Zaynub Afinnih lives thousands of miles away from Sudan, but the story of a 19-year-old woman who was sentenced to death there for killing her rapist inspired her to start a global campaign calling for justice.
"I don't know her ... I've never spoken to her," the 16-year-old activist told CNN from her family's home in Rouen, France. "But she is my sister in humanity. I can't let her die for defending herself against the man who raped her."
Noura Hussein was imprisoned in Omdurman, Sudan, last year after fatally stabbing the man she was forced to marry, who she says raped her as his relatives held her down.
The harrowing details of her case have set social media ablaze and captured international attention with the hashtags #JusticeforNoura and #SaveNoura.
Afinnih first came across Hussein's story on Instagram, and then read more about her in a blog post. She said she was shocked by the story.
"It was just horrific. I couldn't read the story and go back about my normal day," Hussein said. "After that I made the petition.

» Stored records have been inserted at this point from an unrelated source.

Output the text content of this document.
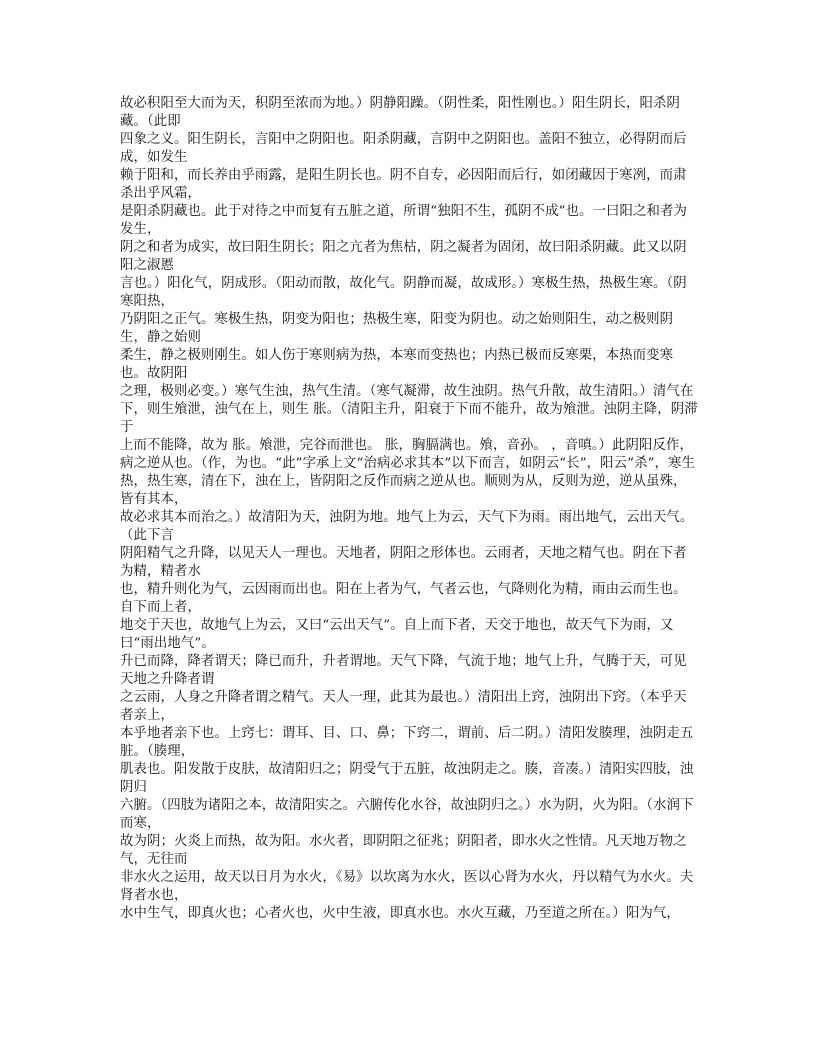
故必积阳至大而为天，积阴至浓而为地。）阴静阳躁。（阴性柔，阳性刚也。）阳生阴长，阳杀阴藏。（此即

四象之义。阳生阴长，言阳中之阴阳也。阳杀阴藏，言阴中之阴阳也。盖阳不独立，必得阴而后成，如发生

赖于阳和，而长养由乎雨露，是阳生阴长也。阴不自专，必因阳而后行，如闭藏因于寒冽，而肃杀出乎风霜，

是阳杀阴藏也。此于对待之中而复有五脏之道，所谓“独阳不生，孤阴不成”也。一曰阳之和者为发生，

阴之和者为成实，故曰阳生阴长；阳之亢者为焦枯，阴之凝者为固闭，故曰阳杀阴藏。此又以阴阳之淑慝

言也。）阳化气，阴成形。（阳动而散，故化气。阴静而凝，故成形。）寒极生热，热极生寒。（阴寒阳热，

乃阴阳之正气。寒极生热，阴变为阳也；热极生寒，阳变为阴也。动之始则阳生，动之极则阴生，静之始则

柔生，静之极则刚生。如人伤于寒则病为热，本寒而变热也；内热已极而反寒栗，本热而变寒也。故阴阳

之理，极则必变。）寒气生浊，热气生清。（寒气凝滞，故生浊阴。热气升散，故生清阳。）清气在下，则生飧泄，浊气在上，则生 胀。（清阳主升，阳衰于下而不能升，故为飧泄。浊阴主降，阴滞于

上而不能降，故为 胀。飧泄，完谷而泄也。 胀，胸膈满也。飧，音孙。 ，音嗔。）此阴阳反作，

病之逆从也。（作，为也。“此”字承上文“治病必求其本”以下而言，如阴云“长”，阳云“杀”，寒生热，热生寒，清在下，浊在上，皆阴阳之反作而病之逆从也。顺则为从，反则为逆，逆从虽殊，皆有其本，

故必求其本而治之。）故清阳为天，浊阴为地。地气上为云，天气下为雨。雨出地气，云出天气。（此下言

阴阳精气之升降，以见天人一理也。天地者，阴阳之形体也。云雨者，天地之精气也。阴在下者为精，精者水

也，精升则化为气，云因雨而出也。阳在上者为气，气者云也，气降则化为精，雨由云而生也。自下而上者，

地交于天也，故地气上为云，又曰“云出天气”。自上而下者，天交于地也，故天气下为雨，又曰“雨出地气”。

升已而降，降者谓天；降已而升，升者谓地。天气下降，气流于地；地气上升，气腾于天，可见天地之升降者谓

之云雨，人身之升降者谓之精气。天人一理，此其为最也。）清阳出上窍，浊阴出下窍。（本乎天者亲上，

本乎地者亲下也。上窍七：谓耳、目、口、鼻；下窍二，谓前、后二阴。）清阳发腠理，浊阴走五脏。（腠理，

肌表也。阳发散于皮肤，故清阳归之；阴受气于五脏，故浊阴走之。腠，音凑。）清阳实四肢，浊阴归

六腑。（四肢为诸阳之本，故清阳实之。六腑传化水谷，故浊阴归之。）水为阴，火为阳。（水润下而寒，

故为阴；火炎上而热，故为阳。水火者，即阴阳之征兆；阴阳者，即水火之性情。凡天地万物之气，无往而

非水火之运用，故天以日月为水火，《易》以坎离为水火，医以心肾为水火，丹以精气为水火。夫肾者水也，

水中生气，即真火也；心者火也，火中生液，即真水也。水火互藏，乃至道之所在。）阳为气，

I felt like I had to do something."
From the ground-floor flat she shares with her Nigerian mother, two sisters, and brother, Afinnih decided to create a change.org petition appealing to the Sudanese government to save Hussein's life.
The petition has gone viral, garnering more than 700,000 signatures so far.
After starting the petition from the bunk bed of her bedroom, Afinnih shared it with her followers on Instagram and Twitter, calling on her friends to do the same.
"She's a hero," Afinnih said of Hussein. "She's representing all the women who have been oppressed in their lives."
Hussein's family compelled her to marry at 15 -- one year younger than Afinnih -- but she refused and ran away for three years. Her father forced her to complete the wedding ceremony last April. After refusing to have sex with her husband on their "honeymoon," she says he raped her as his brother and two cousins restrained her.
Calls for mercy mount
Since Hussein was sentenced on May 10, calls for mercy have mounted internationally.
UN Secretary-General Antonio Guterres demanded Sudan stop any attempt to execute Hussein, and urged respect for her claim of self defense against attempted rape.
Saying that Guterres was following the case closely, UN deputy spokesman Farhan Haq told CNN that the UN "calls for halting any steps being taken toward her execution, which, on the basis of the information made available to us, would violate international human rights law and standards, thus constituting an arbitrary execution."
Amnesty International has collected 174,000 letters from people around the world asking for her release -- they've sent 150,000 of those letters to Sudan's Ministry of Justice, Amnesty International's Deputy Regional Director for East Africa Seif Magango told CNN on Thursday.
Amnesty is waiting for a response, he adds.
"What we ask the international community is to stand with us to free Noura," he said. "She doesn't deserve to die for defending herself."
A representative from the US State Department told CNN it "echo(es) the statements of many in the international community and within Sudan, condemning early and forced marriage and violence against women and girls."
"We have raised this case with the government of Sudan, and note that it is still going through a judicial process; we look forward to an appropriate resolution of her case, consistent with Sudan's international human rights obligations."
The Sudanese government has not responded to CNN requests for comment on the case.